Dear Amy: My husband and I have three beautiful children, ages 10, 3, and 1.
We are blessed with a large family on both sides. They are all incredibly generous, especially at Christmas. They love to give gifts, and we are grateful for their generosity. However, like many families with similarly aged children, we have come to find lately that we have an overabundance of, well ... stuff.
My husband and I have come to feel that we would like to stem the abundant flow of toys into our house, as our kids have far more than they could ever need or play with.
Not only that, but little ones just don't have the attention span to sit and open tons of presents. Last Christmas, it took my son three days to open all of the presents our families sent, even considering that my husband and I only gave our kids one gift a piece.

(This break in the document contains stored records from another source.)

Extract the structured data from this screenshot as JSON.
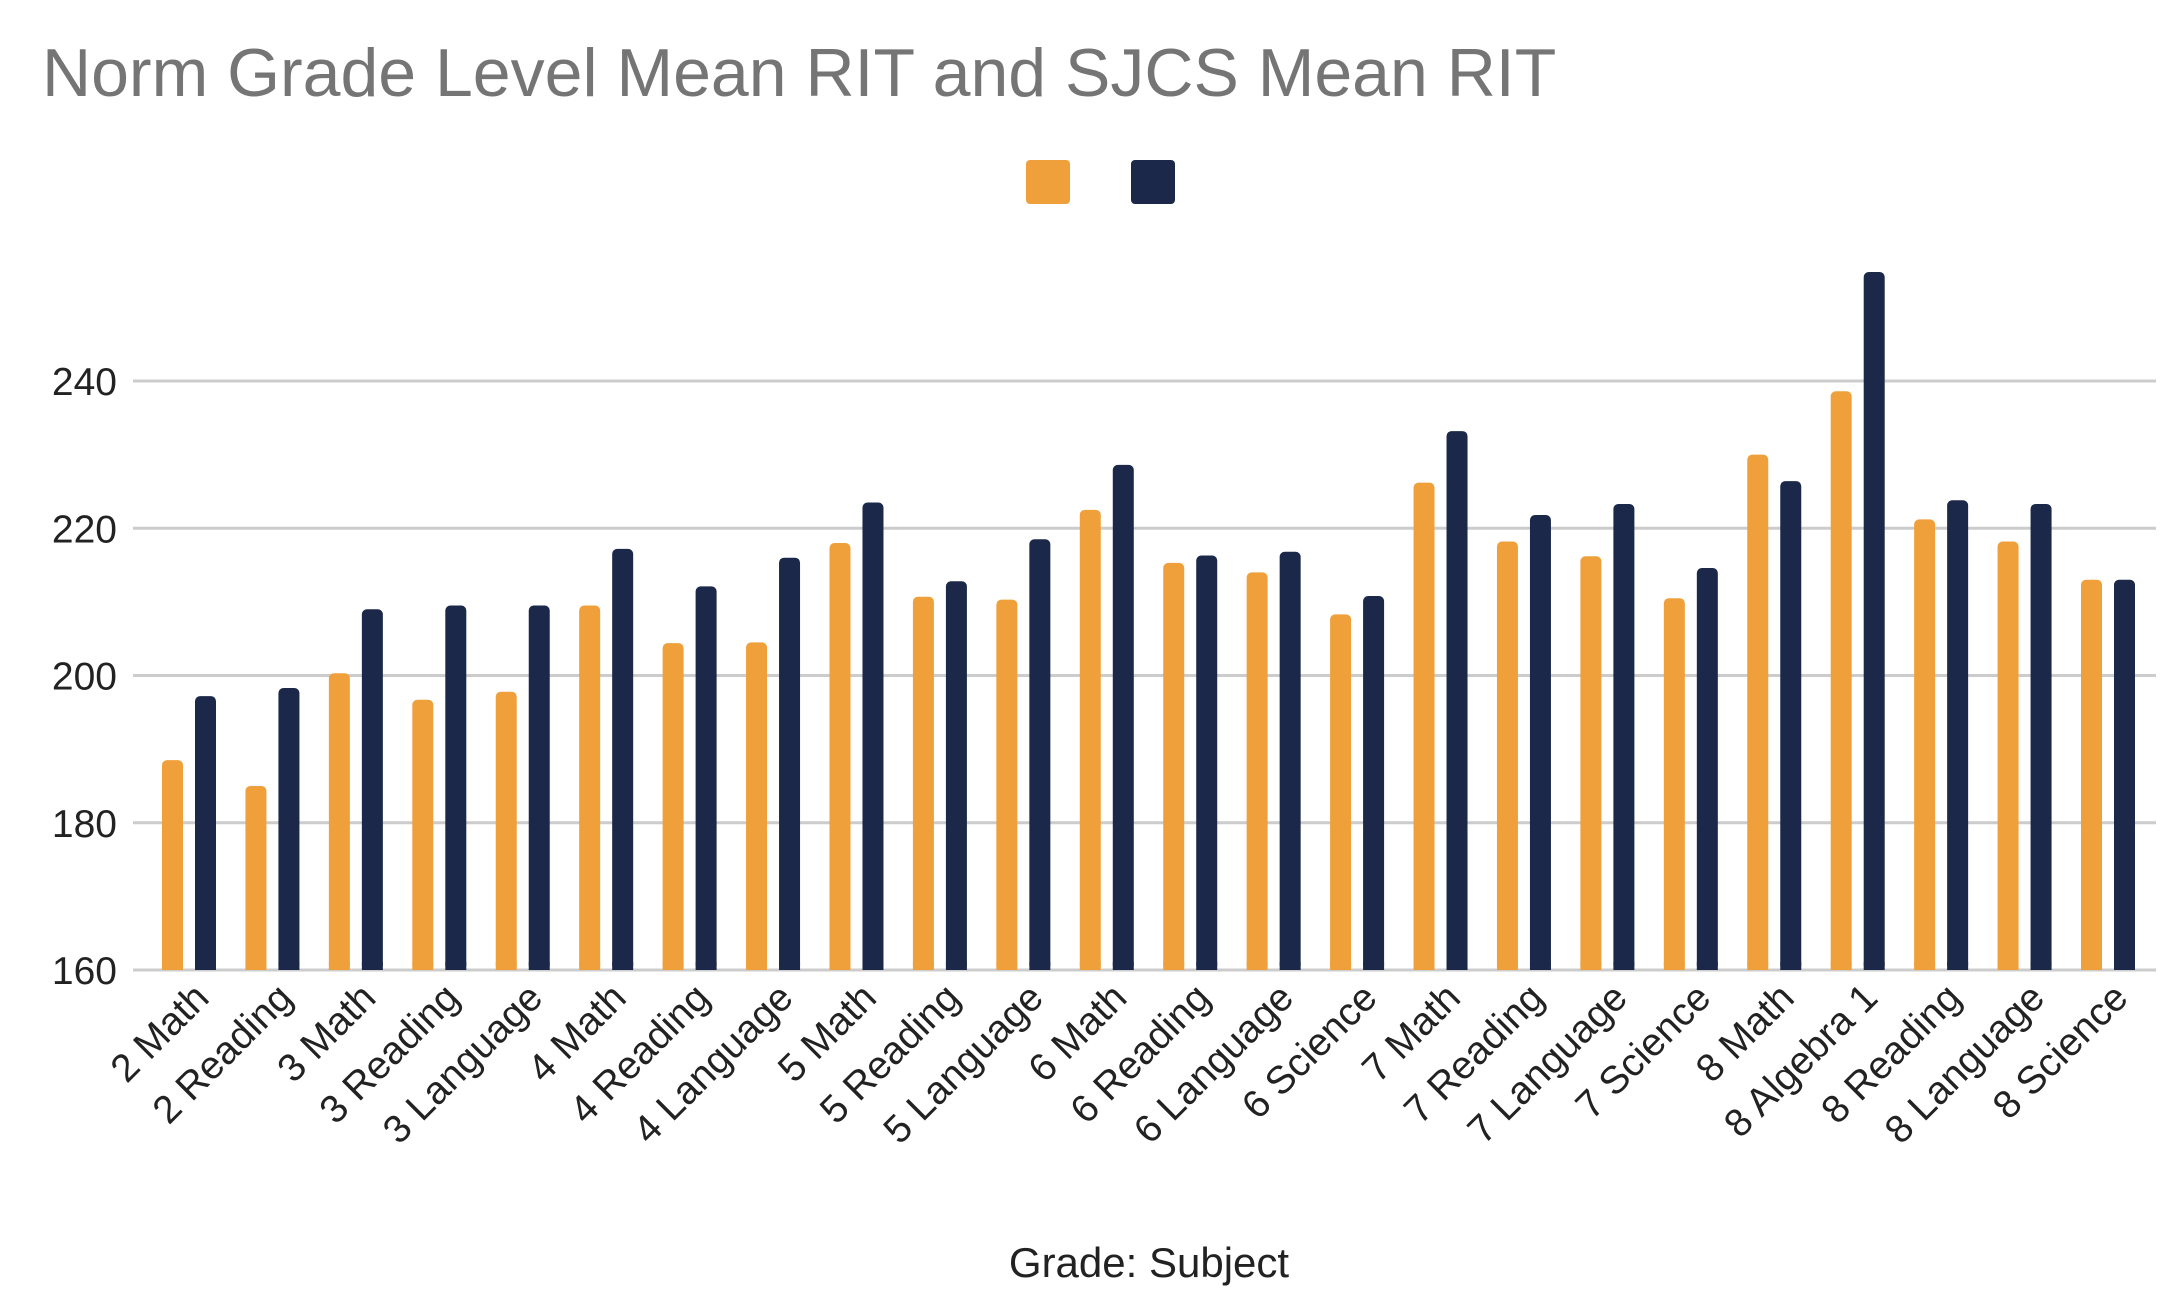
{
  "chart_data": {
    "type": "bar",
    "title": "Norm Grade Level Mean RIT and SJCS Mean RIT",
    "xlabel": "Grade: Subject",
    "ylabel": "",
    "ylim": [
      160,
      250
    ],
    "yticks": [
      160,
      180,
      200,
      220,
      240
    ],
    "grid": true,
    "legend_position": "top-center",
    "categories": [
      "2 Math",
      "2 Reading",
      "3 Math",
      "3 Reading",
      "3 Language",
      "4 Math",
      "4 Reading",
      "4 Language",
      "5 Math",
      "5 Reading",
      "5 Language",
      "6 Math",
      "6 Reading",
      "6 Language",
      "6 Science",
      "7 Math",
      "7 Reading",
      "7 Language",
      "7 Science",
      "8 Math",
      "8 Algebra 1",
      "8 Reading",
      "8 Language",
      "8 Science"
    ],
    "series": [
      {
        "name": "",
        "color": "#F0A03A",
        "values": [
          188.5,
          185,
          200.3,
          196.7,
          197.8,
          209.5,
          204.4,
          204.5,
          218,
          210.7,
          210.3,
          222.5,
          215.3,
          214,
          208.3,
          226.2,
          218.2,
          216.2,
          210.5,
          230,
          238.6,
          221.2,
          218.2,
          213
        ]
      },
      {
        "name": "",
        "color": "#1B2849",
        "values": [
          197.2,
          198.3,
          209,
          209.5,
          209.5,
          217.2,
          212.1,
          216,
          223.5,
          212.8,
          218.5,
          228.6,
          216.3,
          216.8,
          210.8,
          233.2,
          221.8,
          223.3,
          214.6,
          226.4,
          255,
          223.8,
          223.3,
          213
        ]
      }
    ]
  }
}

This year, we would really like to ask our families to avoid buying toys altogether.
We would be fine with no gifts at all, but if our families insist, we would much rather the gift of experience. For example, memberships to local children's museums and zoos, contributions toward summer camps or extracurriculars, movie tickets, etc.
I know in general it is considered rude to ask for specific gifts. However, I fear that if we don't say something soon, we will be overwhelmed with toys again. We appreciate the thoughts, but we are at capacity.
I would feel terrible taking toys immediately to donation centers, but I think that's what will happen. Is there any gentle way to make this request without seeming greedy or ungrateful?
Dear Up to Here: Many families will identify with your problem, which is a uniquely and embarrassingly modern issue. While many go hungry, others of us are actually drowning in an overabundance of stuff.
I think your idea is a good one, and I will join you in asking families to do less material giving during the holiday season.
You should contact everyone on both sides of your family in (perhaps) a group email, and express your gratitude for their generosity. Tell them that this year you are going to try to cut down on the abundance of material gifts. Say, "We'd be happy to offer suggestions for alternatives, such as memberships to our local museum or extracurriculars for the kids.